Petinggi PT Erajaya Swasembada Diperiksa KPK

Jakarta, Makinnews.com- Komisi Pemberantasan Korupsi (KPK) mengungkap pemeriksaan petinggi PT Erajaya Swasembada Tbk (ERAA) dan PT Mitra Adiperkasa Tbk (MAPI) untuk mengklarifikasi alat bukti maupun aliran dana, kasus dugaan tindak pidana korupsi penerimaan gratifikasi dengan tersangka pejabat Direktorat Jenderal Pajak (Ditjen Pajak) Kementerian Keuangan, Mohammad Haniv.

Meski tidak rinci, juru bicara KPK Tessa Mahardhika menyatakan petinggi perusahaan tersebut dimintai keterangan terkait pengetahuannya dalam gratifikasi yang diterima oleh Haniv tersebut.

Bacaan Lainnya

“Ya, tentunya perusahaan ini akan dimintai keterangan atau sudah dimintai keterangan seputar pengetahuannya dalam aliran dana baik itu sebelum proses dalam proses,” kata Tessa kepada awak media, dikutip Jumat (28/2/2025).

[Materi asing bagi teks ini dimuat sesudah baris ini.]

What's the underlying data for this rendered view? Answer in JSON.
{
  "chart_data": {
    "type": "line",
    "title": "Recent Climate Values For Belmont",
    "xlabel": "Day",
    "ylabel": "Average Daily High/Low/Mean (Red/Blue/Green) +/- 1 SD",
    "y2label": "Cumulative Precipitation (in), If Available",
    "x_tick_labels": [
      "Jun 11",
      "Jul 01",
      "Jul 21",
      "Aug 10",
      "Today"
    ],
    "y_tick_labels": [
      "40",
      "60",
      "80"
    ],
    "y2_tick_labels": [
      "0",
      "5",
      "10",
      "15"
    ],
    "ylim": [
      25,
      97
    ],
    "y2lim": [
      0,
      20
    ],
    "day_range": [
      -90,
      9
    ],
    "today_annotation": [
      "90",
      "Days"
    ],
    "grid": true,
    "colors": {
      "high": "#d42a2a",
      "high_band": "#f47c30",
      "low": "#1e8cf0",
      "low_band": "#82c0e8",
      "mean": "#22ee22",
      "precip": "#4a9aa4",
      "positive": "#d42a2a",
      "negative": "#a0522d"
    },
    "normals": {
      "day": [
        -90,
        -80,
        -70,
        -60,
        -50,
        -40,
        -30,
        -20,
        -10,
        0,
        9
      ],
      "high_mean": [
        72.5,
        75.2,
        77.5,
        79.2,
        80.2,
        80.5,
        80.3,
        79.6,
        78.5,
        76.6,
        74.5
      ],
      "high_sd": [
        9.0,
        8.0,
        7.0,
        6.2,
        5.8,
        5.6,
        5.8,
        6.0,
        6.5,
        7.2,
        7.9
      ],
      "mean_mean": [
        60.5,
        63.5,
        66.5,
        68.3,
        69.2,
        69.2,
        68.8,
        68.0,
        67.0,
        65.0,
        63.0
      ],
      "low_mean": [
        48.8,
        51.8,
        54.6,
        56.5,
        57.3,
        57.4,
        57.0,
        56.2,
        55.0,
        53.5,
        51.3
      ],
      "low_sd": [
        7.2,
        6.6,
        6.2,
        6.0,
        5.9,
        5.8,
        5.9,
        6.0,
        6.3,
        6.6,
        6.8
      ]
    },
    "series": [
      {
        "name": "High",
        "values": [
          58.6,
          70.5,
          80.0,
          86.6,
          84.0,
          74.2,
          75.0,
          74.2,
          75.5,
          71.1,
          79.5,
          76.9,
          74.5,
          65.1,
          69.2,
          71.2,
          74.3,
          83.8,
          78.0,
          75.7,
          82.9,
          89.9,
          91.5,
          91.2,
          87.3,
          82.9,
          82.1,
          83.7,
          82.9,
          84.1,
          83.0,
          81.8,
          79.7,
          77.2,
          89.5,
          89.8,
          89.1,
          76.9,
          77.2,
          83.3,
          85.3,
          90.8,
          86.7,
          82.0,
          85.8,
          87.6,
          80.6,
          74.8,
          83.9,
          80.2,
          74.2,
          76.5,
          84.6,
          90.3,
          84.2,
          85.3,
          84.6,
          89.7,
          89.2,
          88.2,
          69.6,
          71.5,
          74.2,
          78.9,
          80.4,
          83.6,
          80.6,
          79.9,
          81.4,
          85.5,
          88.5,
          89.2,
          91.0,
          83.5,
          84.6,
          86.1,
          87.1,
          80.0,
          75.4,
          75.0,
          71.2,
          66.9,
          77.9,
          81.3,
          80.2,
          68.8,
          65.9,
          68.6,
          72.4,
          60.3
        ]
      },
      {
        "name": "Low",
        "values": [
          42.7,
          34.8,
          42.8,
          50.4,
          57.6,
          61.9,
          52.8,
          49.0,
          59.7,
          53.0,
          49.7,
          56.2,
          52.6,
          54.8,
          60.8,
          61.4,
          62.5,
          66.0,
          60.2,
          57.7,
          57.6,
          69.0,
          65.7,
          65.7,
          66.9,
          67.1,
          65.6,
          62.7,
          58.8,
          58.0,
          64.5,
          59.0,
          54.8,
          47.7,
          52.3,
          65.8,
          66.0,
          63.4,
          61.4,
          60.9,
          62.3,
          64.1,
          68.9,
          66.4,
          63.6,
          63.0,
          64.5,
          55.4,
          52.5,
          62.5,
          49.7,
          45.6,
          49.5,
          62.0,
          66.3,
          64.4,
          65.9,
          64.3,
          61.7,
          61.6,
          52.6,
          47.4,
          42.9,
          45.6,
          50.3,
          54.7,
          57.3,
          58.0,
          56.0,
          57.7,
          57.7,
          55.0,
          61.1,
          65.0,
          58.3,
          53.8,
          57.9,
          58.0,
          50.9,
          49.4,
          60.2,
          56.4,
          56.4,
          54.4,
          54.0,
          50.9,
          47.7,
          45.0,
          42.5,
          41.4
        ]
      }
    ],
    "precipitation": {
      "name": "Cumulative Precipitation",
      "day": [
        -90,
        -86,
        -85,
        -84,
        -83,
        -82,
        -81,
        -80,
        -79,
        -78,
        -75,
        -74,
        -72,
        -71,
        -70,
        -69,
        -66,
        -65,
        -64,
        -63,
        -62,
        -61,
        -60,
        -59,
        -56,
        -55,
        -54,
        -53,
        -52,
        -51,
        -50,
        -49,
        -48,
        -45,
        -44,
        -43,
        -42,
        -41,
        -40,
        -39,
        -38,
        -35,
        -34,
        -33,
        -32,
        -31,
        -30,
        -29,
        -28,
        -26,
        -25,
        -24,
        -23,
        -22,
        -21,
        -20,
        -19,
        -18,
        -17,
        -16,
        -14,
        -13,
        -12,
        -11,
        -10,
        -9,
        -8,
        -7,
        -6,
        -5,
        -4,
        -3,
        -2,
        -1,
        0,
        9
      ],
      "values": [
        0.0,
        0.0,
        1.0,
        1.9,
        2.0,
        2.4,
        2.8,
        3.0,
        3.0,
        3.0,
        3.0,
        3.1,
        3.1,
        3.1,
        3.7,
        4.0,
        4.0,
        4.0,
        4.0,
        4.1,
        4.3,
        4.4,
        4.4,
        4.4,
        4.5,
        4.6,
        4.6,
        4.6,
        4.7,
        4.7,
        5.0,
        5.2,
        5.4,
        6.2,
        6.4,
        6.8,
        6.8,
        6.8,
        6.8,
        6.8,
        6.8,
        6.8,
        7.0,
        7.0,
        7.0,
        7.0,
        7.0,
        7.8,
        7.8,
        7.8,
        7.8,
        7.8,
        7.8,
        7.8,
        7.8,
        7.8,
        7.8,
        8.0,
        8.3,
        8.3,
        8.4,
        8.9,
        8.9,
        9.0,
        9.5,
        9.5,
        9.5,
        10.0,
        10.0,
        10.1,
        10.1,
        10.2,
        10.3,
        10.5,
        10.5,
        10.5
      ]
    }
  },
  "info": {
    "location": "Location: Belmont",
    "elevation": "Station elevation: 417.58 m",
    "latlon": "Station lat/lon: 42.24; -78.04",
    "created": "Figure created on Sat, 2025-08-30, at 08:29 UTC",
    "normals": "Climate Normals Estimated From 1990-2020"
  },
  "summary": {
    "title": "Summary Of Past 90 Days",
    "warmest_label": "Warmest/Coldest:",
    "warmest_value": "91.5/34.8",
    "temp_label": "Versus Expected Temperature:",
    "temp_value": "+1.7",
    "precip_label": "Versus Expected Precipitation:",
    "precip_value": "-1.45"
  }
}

Berdasarkan informasi yang didapat, penyidik ​​memanggil General Manager PT Mitra Adiperkasa Tbk (MAPI) periode 2022-sekarang, Irla Mugi Prakoso. Irla juga sempat menjabat sebagai Division Manager, Departemen MAP – TAX O/S PT MAP periode April 2015–2020.

Selain itu, Kepala Divisi Akuntansi PT Erajaya Swasembada Tbk (ERAA), Moh. As’udi, juga diperiksa oleh penyidik ​​KPK.

Dalam kasus ini, KPK telah memeriksa beberapa pihak swasta, petinggi perbankan, maupun pegawai pajak. Mereka yakni, Kepala Kantor Pelayanan Pajak Perusahaan Masuk Bursa Kantor Wilayah Ditjen Pajak Jakarta Khusus Periode 2015 – 2018, I Ketut Bagiarta. Lalu, Direktur Utama Cakra Kencana Indah, Felix Christian.

Selanjutnya peneliti juga memeriksa Direktur PT BPR Olympindo Primadana, Lany. Serta, direktur PT Bharata Millenium Pratama, Muhamad Balady.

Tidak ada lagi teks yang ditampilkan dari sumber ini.